I had a text from my bestest minister friend this morning, saying that she was in Manchester, the sun was shining and she was just about to collect her doctoral robes for her graduation. The text was to thank me for support along the way... you know, the nothing we all just do kind of stuff. I was chuffed to know that today is her celebration day... and perversely amused to realise that even if I'd submitted my MPhil thesis in time to graduate with her I couldn't have attended, as today was my last oncology appointment - a different kind of graduation.
It was a bit weird sitting in the waiting room knowing this was my last appointment when other people were there for the first time. Looking around, there was the person with a gaunt face dreading what would be said to her. Another woman clutched in one hand the fact sheet for her chemo regime and, with her friend, rehearsed the questions she wanted to ask (wise). Three more, mid-treatment compared side effects (not sure how that made the newbies feel). Yet another, with a gorgeous headscarf covering her sparse hair, sat quietly reading.
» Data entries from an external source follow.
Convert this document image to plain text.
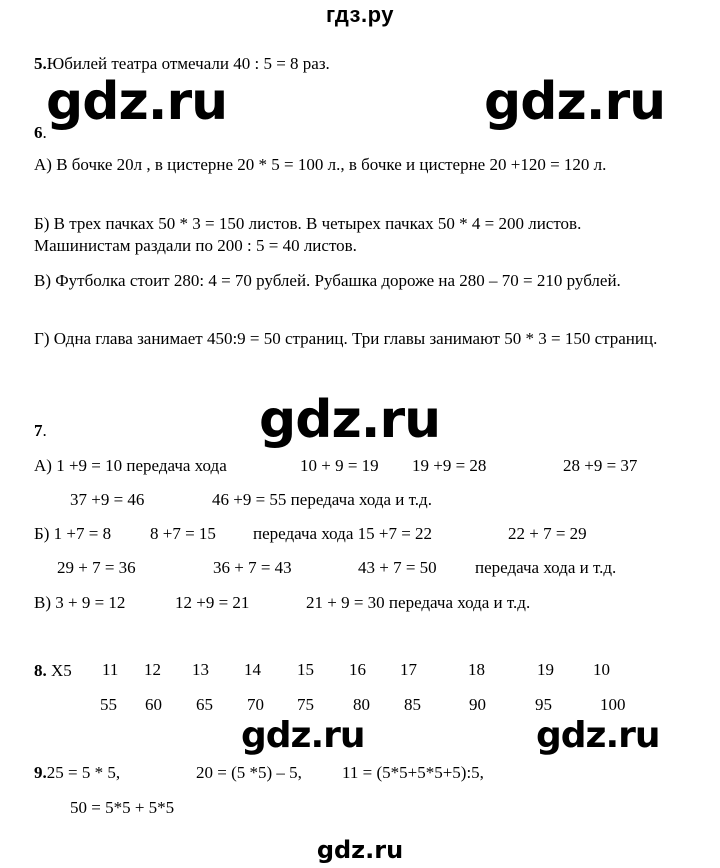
гдз.ру
gdz.ru	gdz.ru
gdz.ru
gdz.ru	gdz.ru
5.Юбилей театра отмечали 40 : 5 = 8 раз.
6.
А) В бочке 20л , в цистерне 20 * 5 = 100 л., в бочке и цистерне 20 +120 = 120 л.
Б) В трех пачках 50 * 3 = 150 листов. В четырех пачках 50 * 4 = 200 листов. Машинистам раздали по 200 : 5 = 40 листов.
В) Футболка стоит 280: 4 = 70 рублей. Рубашка дороже на 280 – 70 = 210 рублей.
Г) Одна глава занимает 450:9 = 50 страниц. Три главы занимают 50 * 3 = 150 страниц.
7.
А) 1 +9 = 10 передача хода	10 + 9 = 19 19 +9 = 28	28 +9 = 37
37 +9 = 46	46 +9 = 55 передача хода и т.д.
Б) 1 +7 = 8 8 +7 = 15 передача хода 15 +7 = 22	22 + 7 = 29
29 + 7 = 36	36 + 7 = 43	43 + 7 = 50 передача хода и т.д.
В) 3 + 9 = 12	12 +9 = 21	21 + 9 = 30 передача хода и т.д.
8. Х5 11 12 13 14 15 16 17	18	19 10
55 60 65 70 75 80 85	90	95	100
9.25 = 5 * 5,	20 = (5 *5) – 5, 11 = (5*5+5*5+5):5,
50 = 5*5 + 5*5
gdz.ru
And me, at the end, waiting to 'graduate.'
A quick appointment with a bright young registrar (the never there consultant was never there!) whose comments answered a question I'd never quite formulated right at the start of the whole process, and then answered the two I had for her. And that was it, out into the sunshine, passing the brave and the anxious, the resigned and the angry, the therapeutic and maybe the palliative. the beginners and the enders on my way.
Felt kind of weird - part of me was happy but part of me was all too aware of friends who will never be able to be graduate from oncology - some with bc, some with other cancers - or from the clinics that manage their many and varied chronic conditions.
My bestest friend and I send each other metaphorical dandelions and thistledown, up and down the country, our sign of God's spirit at work, blowing where she will, dancing and disturbing. I hope that today some of that thistledown and some of those dandelion seeds landed on people who need hope and encouragement.
Congratulations Revd Dr D, and every blessing on those sitting in outpatient clinics waiting and wondering...
Comments
Many congratulations on your own graduation, Catriona. A milestone indeed.